Employers have taken to using the time remote workers spend messing with computer mice as a proxy for productivity—implying that the longer they work the harder they work, and the better the result. Timed tests, on the other hand, reward speed—a proxy for smarts. Neither stands to reason, but time is simple to measure, a handy substitute. Critics who initially scoffed at a piece of AI art thought better of it once they were told the humongous number of hours the creator had put in. Do I judge students by the time I think they spent on assignments? Probably.

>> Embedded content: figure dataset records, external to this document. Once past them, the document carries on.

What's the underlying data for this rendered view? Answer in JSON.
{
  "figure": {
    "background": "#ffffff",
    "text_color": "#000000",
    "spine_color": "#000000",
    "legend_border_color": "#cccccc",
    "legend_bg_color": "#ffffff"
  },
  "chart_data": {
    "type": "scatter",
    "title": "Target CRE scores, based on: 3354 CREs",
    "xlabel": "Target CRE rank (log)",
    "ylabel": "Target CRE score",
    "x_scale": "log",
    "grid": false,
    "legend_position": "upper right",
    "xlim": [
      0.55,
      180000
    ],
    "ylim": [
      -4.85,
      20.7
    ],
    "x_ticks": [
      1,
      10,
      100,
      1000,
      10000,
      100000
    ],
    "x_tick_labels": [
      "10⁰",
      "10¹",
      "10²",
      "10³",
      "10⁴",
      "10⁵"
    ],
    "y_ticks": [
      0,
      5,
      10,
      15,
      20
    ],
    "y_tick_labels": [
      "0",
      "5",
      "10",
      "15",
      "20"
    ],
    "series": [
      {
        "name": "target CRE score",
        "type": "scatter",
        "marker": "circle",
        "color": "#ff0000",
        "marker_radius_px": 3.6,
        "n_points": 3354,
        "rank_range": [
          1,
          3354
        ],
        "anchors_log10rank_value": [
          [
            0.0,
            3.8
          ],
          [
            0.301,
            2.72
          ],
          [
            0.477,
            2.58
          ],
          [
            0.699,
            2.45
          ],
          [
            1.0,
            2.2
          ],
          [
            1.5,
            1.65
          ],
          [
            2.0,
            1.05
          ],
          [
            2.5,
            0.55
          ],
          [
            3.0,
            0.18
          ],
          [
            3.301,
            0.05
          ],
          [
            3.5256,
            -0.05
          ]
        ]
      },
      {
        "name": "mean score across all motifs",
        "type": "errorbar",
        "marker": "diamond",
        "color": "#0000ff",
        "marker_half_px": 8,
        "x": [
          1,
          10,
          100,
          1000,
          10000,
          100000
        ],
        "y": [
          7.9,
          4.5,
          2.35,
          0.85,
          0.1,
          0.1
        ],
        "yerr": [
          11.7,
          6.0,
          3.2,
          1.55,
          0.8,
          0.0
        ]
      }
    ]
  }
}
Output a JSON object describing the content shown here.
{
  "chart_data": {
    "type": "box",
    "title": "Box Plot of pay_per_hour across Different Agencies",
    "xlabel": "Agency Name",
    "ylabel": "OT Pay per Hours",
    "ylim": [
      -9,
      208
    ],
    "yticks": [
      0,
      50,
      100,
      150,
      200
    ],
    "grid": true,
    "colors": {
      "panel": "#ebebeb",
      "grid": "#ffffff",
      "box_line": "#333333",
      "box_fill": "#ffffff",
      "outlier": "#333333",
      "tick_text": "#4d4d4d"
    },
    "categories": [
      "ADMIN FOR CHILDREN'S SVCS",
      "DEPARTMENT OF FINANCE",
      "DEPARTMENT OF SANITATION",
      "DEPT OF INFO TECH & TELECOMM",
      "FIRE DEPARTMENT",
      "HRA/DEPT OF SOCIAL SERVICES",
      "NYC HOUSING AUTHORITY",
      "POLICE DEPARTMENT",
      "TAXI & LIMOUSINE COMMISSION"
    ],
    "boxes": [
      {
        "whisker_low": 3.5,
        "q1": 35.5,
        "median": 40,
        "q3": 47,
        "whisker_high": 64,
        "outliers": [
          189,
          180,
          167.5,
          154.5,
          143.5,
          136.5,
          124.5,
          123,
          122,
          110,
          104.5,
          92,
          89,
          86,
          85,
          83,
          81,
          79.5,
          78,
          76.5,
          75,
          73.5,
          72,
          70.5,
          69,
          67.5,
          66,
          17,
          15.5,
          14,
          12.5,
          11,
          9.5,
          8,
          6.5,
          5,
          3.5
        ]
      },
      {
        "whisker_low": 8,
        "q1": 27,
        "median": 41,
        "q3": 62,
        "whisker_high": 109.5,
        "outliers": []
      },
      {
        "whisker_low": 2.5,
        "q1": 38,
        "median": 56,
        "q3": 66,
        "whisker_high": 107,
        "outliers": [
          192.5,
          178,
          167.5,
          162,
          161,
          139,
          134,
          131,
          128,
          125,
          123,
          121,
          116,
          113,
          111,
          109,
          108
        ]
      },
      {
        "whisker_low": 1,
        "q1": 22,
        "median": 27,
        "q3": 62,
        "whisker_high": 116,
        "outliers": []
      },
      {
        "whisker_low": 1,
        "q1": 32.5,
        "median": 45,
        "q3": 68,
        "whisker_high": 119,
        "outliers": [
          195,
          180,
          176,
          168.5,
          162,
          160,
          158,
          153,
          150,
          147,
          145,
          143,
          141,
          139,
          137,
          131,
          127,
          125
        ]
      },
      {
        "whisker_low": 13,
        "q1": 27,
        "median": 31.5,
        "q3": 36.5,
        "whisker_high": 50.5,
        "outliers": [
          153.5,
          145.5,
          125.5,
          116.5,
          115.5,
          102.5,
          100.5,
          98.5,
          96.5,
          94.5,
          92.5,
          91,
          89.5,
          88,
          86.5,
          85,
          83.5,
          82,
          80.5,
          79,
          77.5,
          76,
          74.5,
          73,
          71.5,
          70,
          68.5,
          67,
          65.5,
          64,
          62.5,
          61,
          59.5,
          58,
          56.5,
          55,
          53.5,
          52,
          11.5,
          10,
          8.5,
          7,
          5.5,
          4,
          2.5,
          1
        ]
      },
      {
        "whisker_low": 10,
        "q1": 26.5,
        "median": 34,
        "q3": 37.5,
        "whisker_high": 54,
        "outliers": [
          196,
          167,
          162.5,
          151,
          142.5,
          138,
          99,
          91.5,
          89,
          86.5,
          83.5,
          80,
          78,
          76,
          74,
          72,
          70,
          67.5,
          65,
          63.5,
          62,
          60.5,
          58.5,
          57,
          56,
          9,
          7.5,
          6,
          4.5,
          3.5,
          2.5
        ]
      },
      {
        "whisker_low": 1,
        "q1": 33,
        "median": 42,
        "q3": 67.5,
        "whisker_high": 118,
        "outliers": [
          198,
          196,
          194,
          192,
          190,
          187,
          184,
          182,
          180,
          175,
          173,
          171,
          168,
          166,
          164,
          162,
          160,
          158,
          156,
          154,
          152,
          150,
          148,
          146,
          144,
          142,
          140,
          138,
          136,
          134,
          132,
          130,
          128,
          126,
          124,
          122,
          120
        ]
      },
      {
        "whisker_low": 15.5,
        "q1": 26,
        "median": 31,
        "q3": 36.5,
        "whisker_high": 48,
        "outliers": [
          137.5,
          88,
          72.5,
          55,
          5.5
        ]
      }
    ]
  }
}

And what of “wasted” time? What’s the grade for that? My physicist friend talked about a hike he took to a gorgeous view atop a mountain, along the way stumbling on hidden caves and trickling streams and fairy slippers. He then dragged his friends up with him, they had to see the view at a certain time, no chance to linger; his friends got cranky and, he suspected, would be ill-inclined to take such a trip on their own. As a physics teacher, he too felt pressure to cover the material, get to the end, no matter how much huffing and puffing it takes, no matter the lost opportunities for delight in discoveries only possible by stepping off path. 

We worry that time in class digressing is “wasted.” And yet we know that “wasted time” can be the most productive.

The dumbest thing we measure with time spent is age. Some people want to squeeze out (or in) every possible second, live to be 100 or more. Count me and most “seniors” I know out. “Longevity,” the aging Fran remarks in Margaret Drabble’s new novel The Dark Flood Rises, “has fucked up our pensions, our work-life balance, our health services, our housing, our happiness. It’s fucked up old age itself.”

Years lived seems a silly measure of life. It compares life to nonlife, years lived to years not lived, and what, pray tell, is that? You can count the years between birth and death, but the years before and after spool off to infinity. Just like pi.

A friend pesters me about what “wisdom” I’ve acquired now that I’m officially old. I don’t know what to measure that with. I have tried to let go of comparing myself with anyone else, even with my prior selves—in other words, let go of measuring. I don’t particularly like the signs I see in the mirror. But what do I expect to see? Someone younger? I’d make do with someone more familiar.

I do find comfort, if not exactly wisdom, in my old pal pi. And to be clear: Pi is a Real number, which is a real thing; it’s also transcendental, certainly to me and worlds of others.

Pi tells us: It’s not the numbers, stupid. What matters are relationships. If relationships often seem irrational, so be it. Rationality is overrated.

Please do rate your experience reading this. On a scale of 1 to pi. Have fun with that.